Some years ago, before I was a pastor and church-planter, I managed to invite my friend Rachel to come to a guest service at my church in London. When I phoned to remind her to come, her flatmate Sarah explained Rachel had gone away for the weekend with friends.
“Why, what were you inviting her to?” she asked.
“Oh, nothing much,” I replied, feeling embarrassed.
“No really,” she insisted. “Where were you going?”
“Oh, just church—don’t worry about it,” I mumbled.
“Oh great—can I come instead?” said Sarah brightly.
So she came to church that Sunday, and when the evangelist finished preaching, he asked if those who wanted to become Christians would come to the front of the congregation to be prayed for. To my complete shock, Sarah stood up and walked down to the front to become a Christian! My pathetic evangelistic reluctance was brutally exposed that night.
Maybe you’ve experienced something similar.
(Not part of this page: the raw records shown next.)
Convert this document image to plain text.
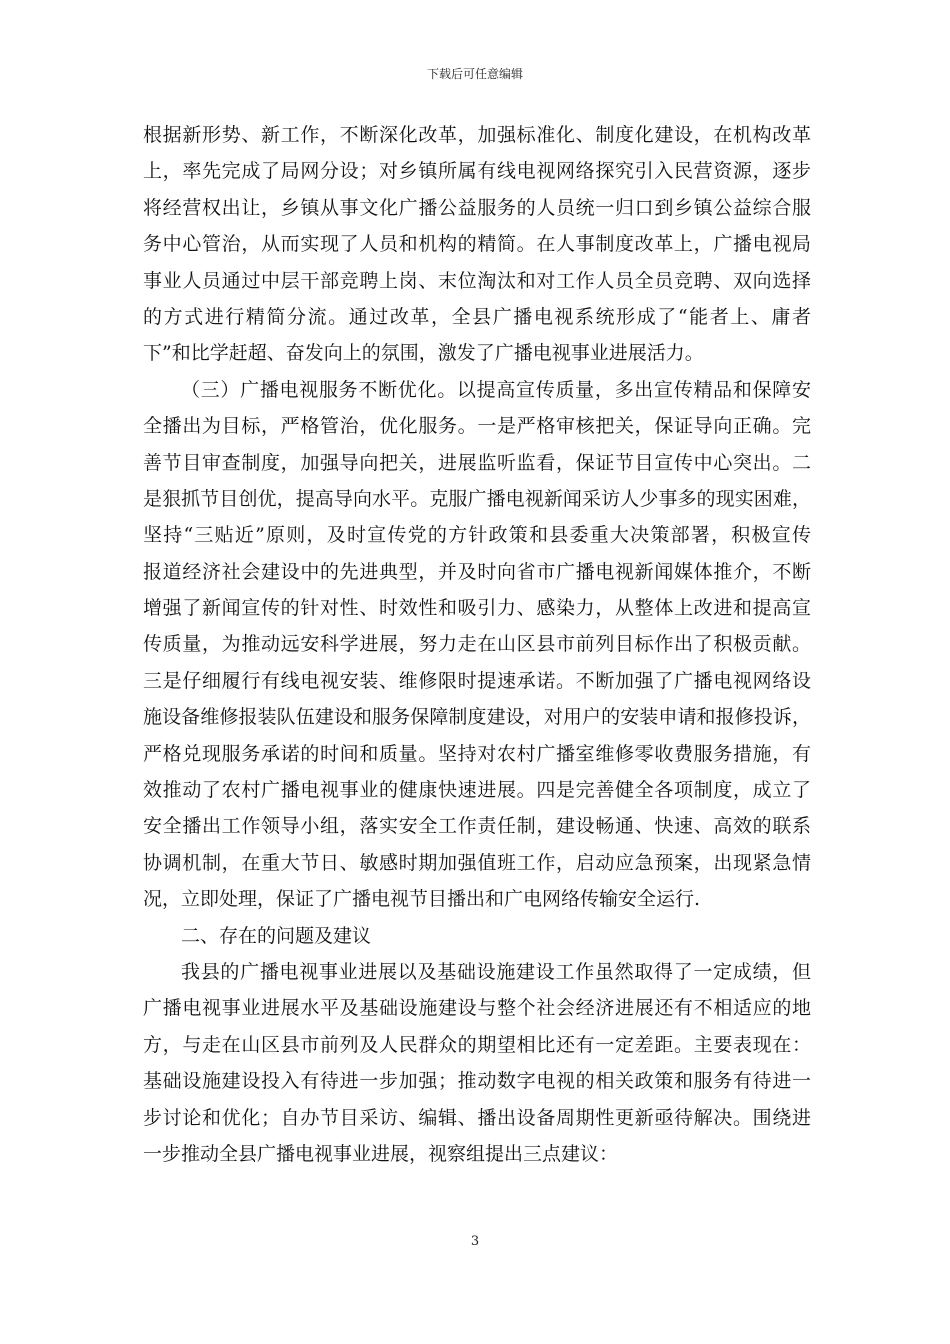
下载后可任意编辑
根据新形势、新工作，不断深化改革，加强标准化、制度化建设，在机构改革
上，率先完成了局网分设；对乡镇所属有线电视网络探究引入民营资源，逐步
将经营权出让，乡镇从事文化广播公益服务的人员统一归口到乡镇公益综合服
务中心管治，从而实现了人员和机构的精简。在人事制度改革上，广播电视局
事业人员通过中层干部竞聘上岗、末位淘汰和对工作人员全员竞聘、双向选择
的方式进行精简分流。通过改革，全县广播电视系统形成了“能者上、庸者
下”和比学赶超、奋发向上的氛围，激发了广播电视事业进展活力。
（三）广播电视服务不断优化。以提高宣传质量，多出宣传精品和保障安
全播出为目标，严格管治，优化服务。一是严格审核把关，保证导向正确。完
善节目审查制度，加强导向把关，进展监听监看，保证节目宣传中心突出。二
是狠抓节目创优，提高导向水平。克服广播电视新闻采访人少事多的现实困难，
坚持“三贴近”原则，及时宣传党的方针政策和县委重大决策部署，积极宣传
报道经济社会建设中的先进典型，并及时向省市广播电视新闻媒体推介，不断
增强了新闻宣传的针对性、时效性和吸引力、感染力，从整体上改进和提高宣
传质量，为推动远安科学进展，努力走在山区县市前列目标作出了积极贡献。
三是仔细履行有线电视安装、维修限时提速承诺。不断加强了广播电视网络设
施设备维修报装队伍建设和服务保障制度建设，对用户的安装申请和报修投诉，
严格兑现服务承诺的时间和质量。坚持对农村广播室维修零收费服务措施，有
效推动了农村广播电视事业的健康快速进展。四是完善健全各项制度，成立了
安全播出工作领导小组，落实安全工作责任制，建设畅通、快速、高效的联系
协调机制，在重大节日、敏感时期加强值班工作，启动应急预案，出现紧急情
况，立即处理，保证了广播电视节目播出和广电网络传输安全运行.
二、存在的问题及建议
我县的广播电视事业进展以及基础设施建设工作虽然取得了一定成绩，但
广播电视事业进展水平及基础设施建设与整个社会经济进展还有不相适应的地
方，与走在山区县市前列及人民群众的期望相比还有一定差距。主要表现在：
基础设施建设投入有待进一步加强；推动数字电视的相关政策和服务有待进一
步讨论和优化；自办节目采访、编辑、播出设备周期性更新亟待解决。围绕进
一步推动全县广播电视事业进展，视察组提出三点建议：
3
So why is it that so many of us are reluctant evangelists?
1. Temperamental reluctance
Some of us are painfully aware we’re a little shy, reserved or introverted, and evangelism feels frightening.
2. Cultural reluctance
For others, our reluctance can be put down to learned behavior—we’ve been raised to keep to ourselves and evangelism seems rude.
3. Theological reluctance
For many of us, our reluctance comes down to what we think God is like—we’re just not sure if he wants all Christians to engage in mission, especially if we lack the gifts or “calling” in evangelism that others seem to have.
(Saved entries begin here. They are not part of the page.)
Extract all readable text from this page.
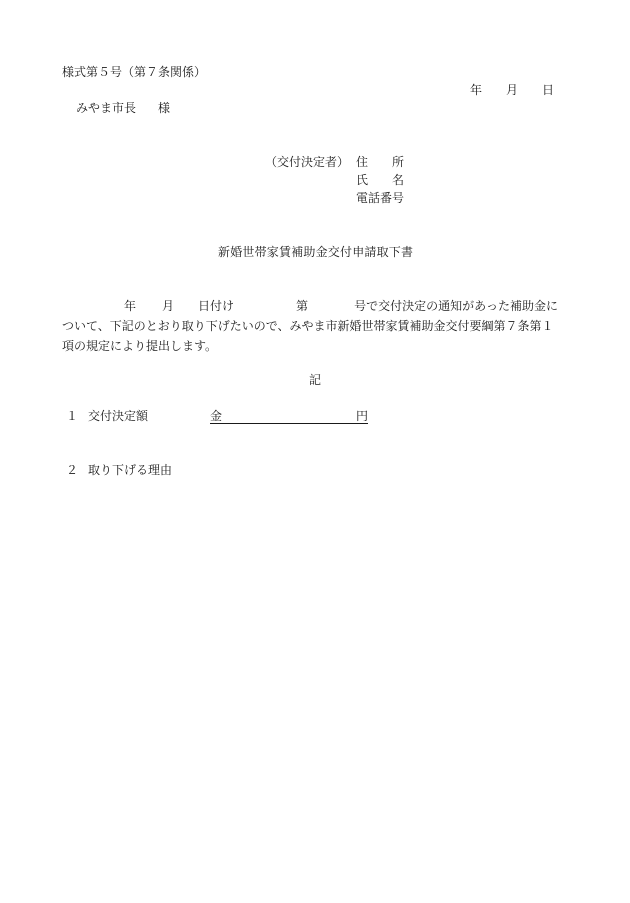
様式第５号（第７条関係）
年 月 日
みやま市長 様
（交付決定者） 住　　所
氏　　名
電話番号
新婚世帯家賃補助金交付申請取下書
年 月 日付け	第	号で交付決定の通知があった補助金に
ついて、下記のとおり取り下げたいので、みやま市新婚世帯家賃補助金交付要綱第７条第１
項の規定により提出します。
記
１ 交付決定額	金	円
２ 取り下げる理由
4. Motivational reluctance
But for most of us, I fear that our reluctance could be desire—we have so many responsibilities and problems to face that we’re not persuaded evangelism should really be an urgent priority for us right now.
Evangelism is not an optional extra.
When Jesus first called His disciples he said, “Come, follow me, and I will send you out to fish for people”; later He warned them, “If anyone is ashamed of me and my words in this adulterous and sinful generation, the Son of Man will be ashamed of them when he comes in his Father’s glory”; and when He left them He commanded, “Go and make disciples of all nations” (Matthew 4 v 19; Mark 8 v 38; Matthew 28 v 19). So His apostle Peter insists, “Always be prepared to give an answer to everyone who asks you to give the reason for the hope that you have” (1 Peter 3 v 15).
Thankfully, our reluctance is treatable—we really don’t have to find evangelism so hard or frightening. For Almighty God is a compassionate Evangelist, and His Spirit can transform us by His word to share His passion for mission. He really can teach us to find personal evangelism, church-planting and cross-cultural mission exciting—indeed the fulfilling purpose of our lives.
If God can use someone as reluctant and selfish as Jonah to accomplish the greatest urban revival in Bible history (when the whole pagan city of Nineveh turned to the Lord), he can use us, too.